La literatura debe tener un espacio en nuestras vidas, primero, porque es gracias a esta que se desarrollan muchos procesos cognitivos hablando desde la perspectiva de mi carrera que es la psicología. Asimismo, despierta la imaginación la cual se puede considerar de gran ayuda en momentos difíciles, como lo vimos en las tres peliculas mencionadas en la clase pasada (Mr. Pip, El lector, Balzac y la joven costurera). La lectura permite desarrollar la imaginación ya que cuando se lee, se logra ir más allá de libro y adentrarse en las palabras del texto, hasta llegar a explorar nuevos mundos, poniéndonos en los zapatos de otros y desenvolviendo habilidades empáticas al llegar a sentir en nuestra propia piel los sentimientos de los personajes de la lectura, desarrollando así nuestra mente y activando nuestro cerebro.  De igual manera, cuando leemos mejoramos nuestras habilidades comunicativas y lingüísticas, por un lado, ampliamos nuestro léxico al leer nuevas palabras que antes no reconocíamos, y por otro lado, mejoramos también nuestra gramática y ortografía.

En otras palabras, la lectura permite que desarrollemos múltiples habilidades ya sean cognitivas, empáticas, lingüísticas, etc… Es en la lectura que se pueden crear espacios de seguridad para los lectores, al poder esconderse de la realidad en la que viven y huir de esta realidad, siguiendo unas simples palabras que generan una historia.

 

7. c)

El libro que voy a recomendar en esta ocasión se llama Alguien a quien creía conocer de la autora Wendy Mitchell. El libro comienza explicándonos como la propia autora que escribe en forma de autobiografía esta novela, enfrenta el Alzheimer y la demencia desde una temprana edad (58 años), y como todos sus recuerdos se van desvaneciendo lentamente y lo que implica esta perdida para su vida y su futuro. Es una historia que representa de manera transparente lo que esta terrible enfermedad conlleva, teniendo que despedirse la autora, de esa mujer que solía ser, hasta convertirse, para ella misma, en una completa desconocida.

Alguien a quien creía conocer me hizo sentir muchas emociones, ya que mis dos abuelitas tienen esta enfermedad. Una de ellas murió hace ya cinco años, por esta misma afección, y mi otra abuelita lleva 16 años viviendo con el Alzheimer. Ha sido una enfermedad muy dura tanto para ellas, como para nosotros que fuimos sus familiares y tuvimos que irnos despidiendo también de esa persona que solíamos conocer. El libro logro que yo entendiera lo que significa vivir con el Alzheimer de una manera más cercana, viéndolo desde la perspectiva del paciente afectado.

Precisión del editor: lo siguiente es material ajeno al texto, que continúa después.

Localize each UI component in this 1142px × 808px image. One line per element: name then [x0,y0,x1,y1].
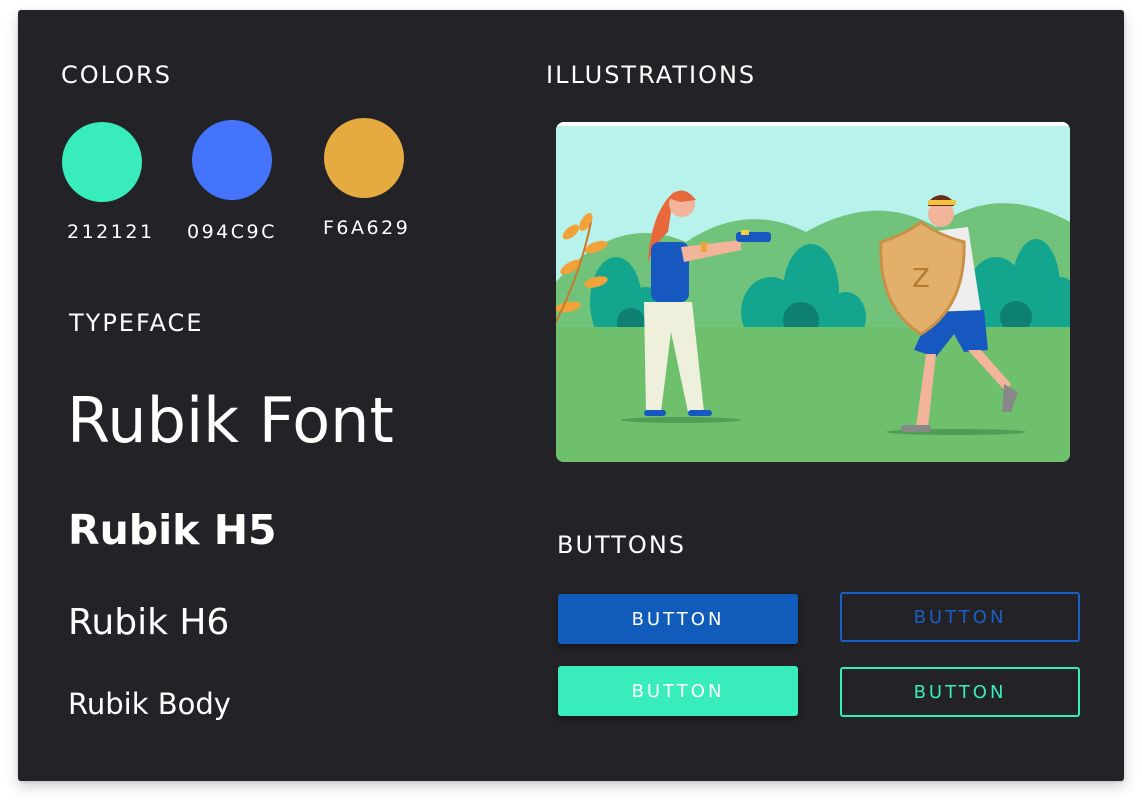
color-swatch-orange[interactable] [324,118,404,198]
illustration-scene: Z [556,122,1070,462]
color-code-orange: F6A629 [323,217,411,239]
secondary-button[interactable]: BUTTON [558,666,798,716]
type-sample-body: Rubik Body [68,687,231,721]
illustrations-heading: ILLUSTRATIONS [546,61,757,89]
color-swatch-green[interactable] [62,122,142,202]
typeface-heading: TYPEFACE [69,309,204,337]
style-guide-card: COLORS 212121 094C9C F6A629 TYPEFACE Rub… [18,10,1124,781]
secondary-outline-button[interactable]: BUTTON [840,667,1080,717]
type-sample-h5: Rubik H5 [68,506,277,554]
svg-text:Z: Z [912,264,930,294]
color-swatch-blue[interactable] [192,120,272,200]
primary-button[interactable]: BUTTON [558,594,798,644]
color-code-green: 212121 [67,221,155,243]
colors-heading: COLORS [61,61,172,89]
buttons-heading: BUTTONS [557,531,687,559]
illustration-image: Z [556,122,1070,462]
type-sample-display: Rubik Font [67,384,394,457]
primary-outline-button[interactable]: BUTTON [840,592,1080,642]
type-sample-h6: Rubik H6 [68,602,230,643]
color-code-blue: 094C9C [187,221,277,243]
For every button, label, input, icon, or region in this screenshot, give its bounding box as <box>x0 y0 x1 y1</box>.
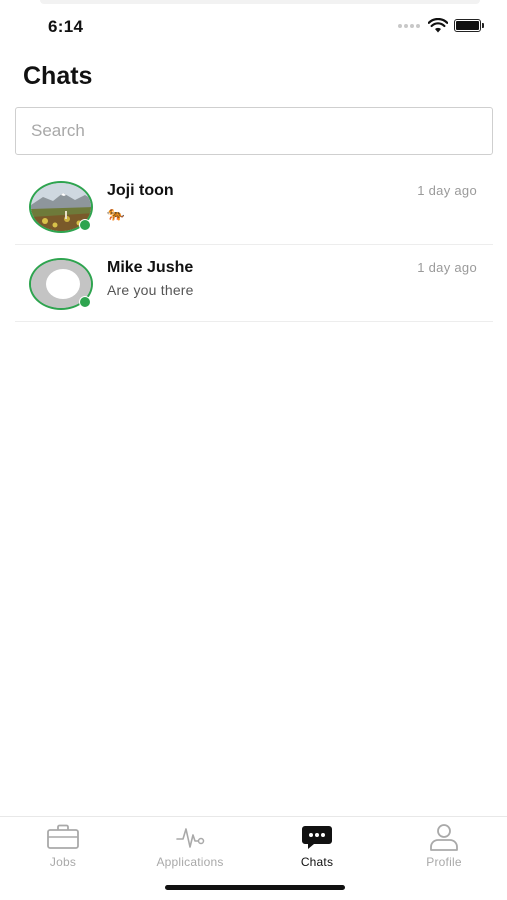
tab-profile[interactable]: Profile <box>381 823 507 875</box>
avatar-wrap <box>29 258 93 310</box>
online-status-dot <box>79 219 91 231</box>
tab-label: Applications <box>156 855 224 869</box>
battery-icon <box>454 19 484 32</box>
tab-jobs[interactable]: Jobs <box>0 823 126 875</box>
briefcase-icon <box>47 824 79 849</box>
online-status-dot <box>79 296 91 308</box>
wifi-icon <box>428 18 448 33</box>
tab-label: Jobs <box>49 855 77 869</box>
status-icons <box>398 18 484 33</box>
status-bar: 6:14 <box>0 0 507 52</box>
search-box[interactable] <box>15 107 493 155</box>
chat-list: Joji toon 🐅 1 day ago Mike Jushe Are you… <box>15 168 493 322</box>
chat-timestamp: 1 day ago <box>417 183 477 198</box>
search-input[interactable] <box>16 108 492 154</box>
chat-timestamp: 1 day ago <box>417 260 477 275</box>
chat-bubble-icon <box>302 826 332 849</box>
chat-preview: 🐅 <box>107 205 125 221</box>
signal-dots-icon <box>398 23 420 28</box>
person-icon <box>430 824 458 851</box>
chat-row-mike-jushe[interactable]: Mike Jushe Are you there 1 day ago <box>15 245 493 322</box>
chat-name: Mike Jushe <box>107 259 194 276</box>
tab-label: Chats <box>300 855 334 869</box>
status-time: 6:14 <box>48 17 84 36</box>
status-bar-top-edge <box>40 0 480 4</box>
page-title: Chats <box>23 62 93 90</box>
tab-label: Profile <box>426 855 462 869</box>
avatar-wrap <box>29 181 93 233</box>
home-indicator[interactable] <box>165 885 345 890</box>
activity-icon <box>176 828 205 848</box>
tab-chats[interactable]: Chats <box>254 823 380 875</box>
chat-row-joji-toon[interactable]: Joji toon 🐅 1 day ago <box>15 168 493 245</box>
chat-name: Joji toon <box>107 182 174 199</box>
tab-applications[interactable]: Applications <box>127 823 253 875</box>
chat-preview: Are you there <box>107 282 194 298</box>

A lo largo de esta lectura, hubo muchas frases que me marcaron, ya que me siento identificada con estas, por la situación de mis abuelas. “Lo que me golpea de lleno, no es tanto la idea de morir, como la noción del tiempo o, mejor dicho, el futuro que habías imaginado para ti y en el que no contemplabas que pudiera suceder nada tan definitivo” (Mitchell, 2018, pag. 47). Por ejemplo, esta frase, represento todo lo que he creído desde que mis abuelas fueron diagnosticadas con Alzheimer, y el miedo que me acompaña desde dicho momento, que no es la muerte, sino lo desesperante que es ver como la vida cambia de un momento a otro, sin importar los planes que hubiera para el futuro.

Este libro logro despertar en mi la tristeza y el dolor que representa vivir con Alzheimer, pero a la misma ver logro reconfortarme porque me sentía identificada y sentía que podía resguardarme de la realidad en este texto, al percibir que estaba siendo acompañada en el proceso y que alguien podía entender cómo me sentía respecto a la enfermedad. Además de ser conmovedora y realmente fuerte esta lectura, leerla me brindo la posibilidad de ver esta enfermedad desde otra perspectiva, como si fuera un regalo y que, por más que es verdad que los recuerdos se desvanecen, siempre se encuentra la posibilidad de crear nuevos recuerdos

Es un libro que recomiendo a ojo cerrado, por la cantidad de cosas que te hace replantearte y por las emociones que aflora en las personas. The Sunday times dice que es un libro del que todos pueden aprender, ya que brinda la posibilidad de conocer este nuevo mundo, desde una perspectiva cercana y transparente.